Publicado por Dragon del Mar en 2:50 p. m. 0 comentarios
Publicado por Playmobil Hipotético en 12:43 a. m. 4 comentarios
Publicado por Playmobil Hipotético en 4:05 p. m. 5 comentarios
Por Matías Pailos
Hasta que un día me fue revelado. Un viernes. Volvíamos de una milonga. Ella baila muy bien. Yo, ¿a qué negarlo?, me las rebusco. Prefiero el tango de salón, el baile clásico. Hoy día está muy de moda eso de revolear las piernas a los cuatro vientos y olvidarse de abrazar a la dama. Mariconadas. Perdonen, pero mariconadas. Bueno, me fui de tema. Volvíamos de este piringundín medio caretón, en el que a pesar de haber mucho pendejo, primaba el baile clásico. Precisamente por haber mucho pendejo, permítanme aclarar. No hay forma de revolear las piernas en un salón atestado de gente sin sacarle la cabeza a uno. Así que, a las patadas, todos bailaban como se debe. Habíamos cenado, habíamos bailado. Ahora, a coger.
Durante el trayecto, mientras yo manejaba, ella me acariciaba la cabeza. Eso me relajó. Además, me la puso tiesa.
Bajamos del auto. Ella subió y abrió la puerta. Yo me acerqué lentamente. Mi mirada en la suya. Sus ojos en mi boca. En mi pecho. En mi bulto. Le acaricié los hombros. Bajé por sus brazos. Dimos vueltas. No sabía dónde tenía mis manos, salvo que estaban recorriéndola. En el comedor le saqué la blusa. En la cocina me sacó la camisa. La detuve cuando pretendía tirarse en la cama. Removí su sostén. La senté. Retiré sus bragas y dejé que la saliva abandonara mi boca y recorriera la piel reseca de sus senos, panza y vientre, hasta perderse en bajo su vello púbico. Siguiendo su derrotero, yo también me perdí. La lengua se ocupó de atrapar migajas de mucosa liquifecta, que era sorbida por mi ávida garganta. Los gemidos se prolongaron. Se hicieron más intensos. Sus muslos lo oyeron, y comenzaron a trepidar a su ritmo. Más tarde, mis pocos pelos se tensaron en las manos de una mujer que reclamaba, enérgicamente, una pija adentro. Me paré. La miré. Le dije: mirá la pija, le dije: mirá mi pija, le dije: la vas a sentir adentro, le dije: tomá, le dije: tomá, le dije: tomá, yeguita, le dije: qué yegua que sos, le dije: cómo te gusta que te la metan hasta el fondo, y acabó.
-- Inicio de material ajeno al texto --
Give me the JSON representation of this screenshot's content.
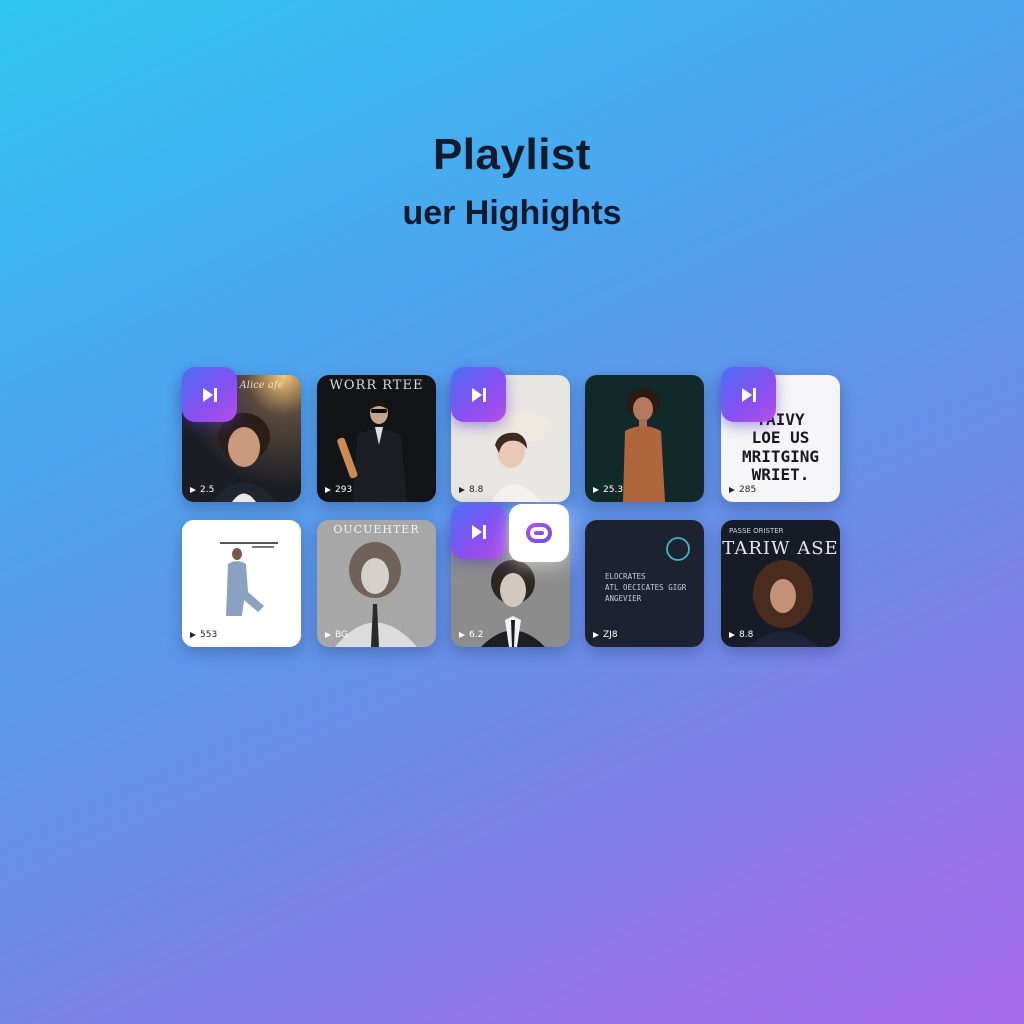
{
  "header": {
    "title": "Playlist",
    "subtitle": "uer Highights"
  },
  "colors": {
    "accent_gradient_start": "#4b6ef6",
    "accent_gradient_end": "#b64fe6",
    "title_color": "#0f1a2e"
  },
  "cards": [
    {
      "art_text": "Alice afe",
      "plays": "2.5"
    },
    {
      "art_text": "WORR RTEE",
      "plays": "293"
    },
    {
      "art_text": "",
      "plays": "8.8"
    },
    {
      "art_text": "",
      "plays": "25.3"
    },
    {
      "art_text": "TAIVY LOE US MRITGING WRIET.",
      "art_lines": [
        "TAIVY",
        "LOE US",
        "MRITGING",
        "WRIET."
      ],
      "plays": "285"
    },
    {
      "art_text": "",
      "plays": "553"
    },
    {
      "art_text": "OUCUEHTER",
      "plays": "BG"
    },
    {
      "art_text": "",
      "plays": "6.2"
    },
    {
      "art_text": "ELOCRATES ATL DECICATES GIGR ANGEVIER",
      "art_lines": [
        "ELOCRATES",
        "ATL OECICATES GIGR",
        "ANGEVIER"
      ],
      "plays": "ZJ8"
    },
    {
      "art_text": "PASSE ORISTER TARIW ASE",
      "art_small": "PASSE ORISTER",
      "art_big": "TARIW ASE",
      "plays": "8.8"
    }
  ],
  "icons": {
    "skip": "skip-next-icon",
    "link": "link-icon",
    "play": "play-icon"
  }
}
Sus piernas se cerraron reteniéndome, apresándome, como haciendo patente, como destacando y señalando y resaltando lo que acababa de pasar y quién era el culpable. De repente, un alarido. Laura reía inconteniblemente.
Esa fue la primera vez que hablé. En mi vida. No la última.
La vez siguiente no dije nada. Cuando fuimos a la cama de nuevo ella dejó caer sobre mi oído un ‘hoy decime porquerías’. Se me puso dura.
No sé qué pasó por mi cabeza. Cuando me reuní de nuevo con Fede, en la estación de servicio de Libertador y Melo (por fin se había mudado solo. No había, sin embargo, mudado de barrio), debatiéndome todavía si hacerlo o no, él dijo:
-¿Qué tal las cosas con Laura?
Y le conté todo.
Evidentemente quería decírselo.
-Pero no es la primera vez que le decís cosas a una mina… ¿o sí?
Le dije la verdad.
Sonrió.
Hubiera preferido que se cagara de risa. Hubiera sido menos humillante, e infinitamente menos condescendiente.
-Y, escuchame, ¿ya probaste contándole historias?
Se ve que reaccioné de modo extraño, como pidiendo explicación, como no comprendiendo de qué estaba hablando, porque pasó a detallar a qué se refería.
-¡No! Tenés que probar, no sabés cómo se calientan. Las vuelve locas. Pero locas, ¿eh?
Debo haber reiterado el gesto, porque el muy forro prosiguió en la misma tesitura.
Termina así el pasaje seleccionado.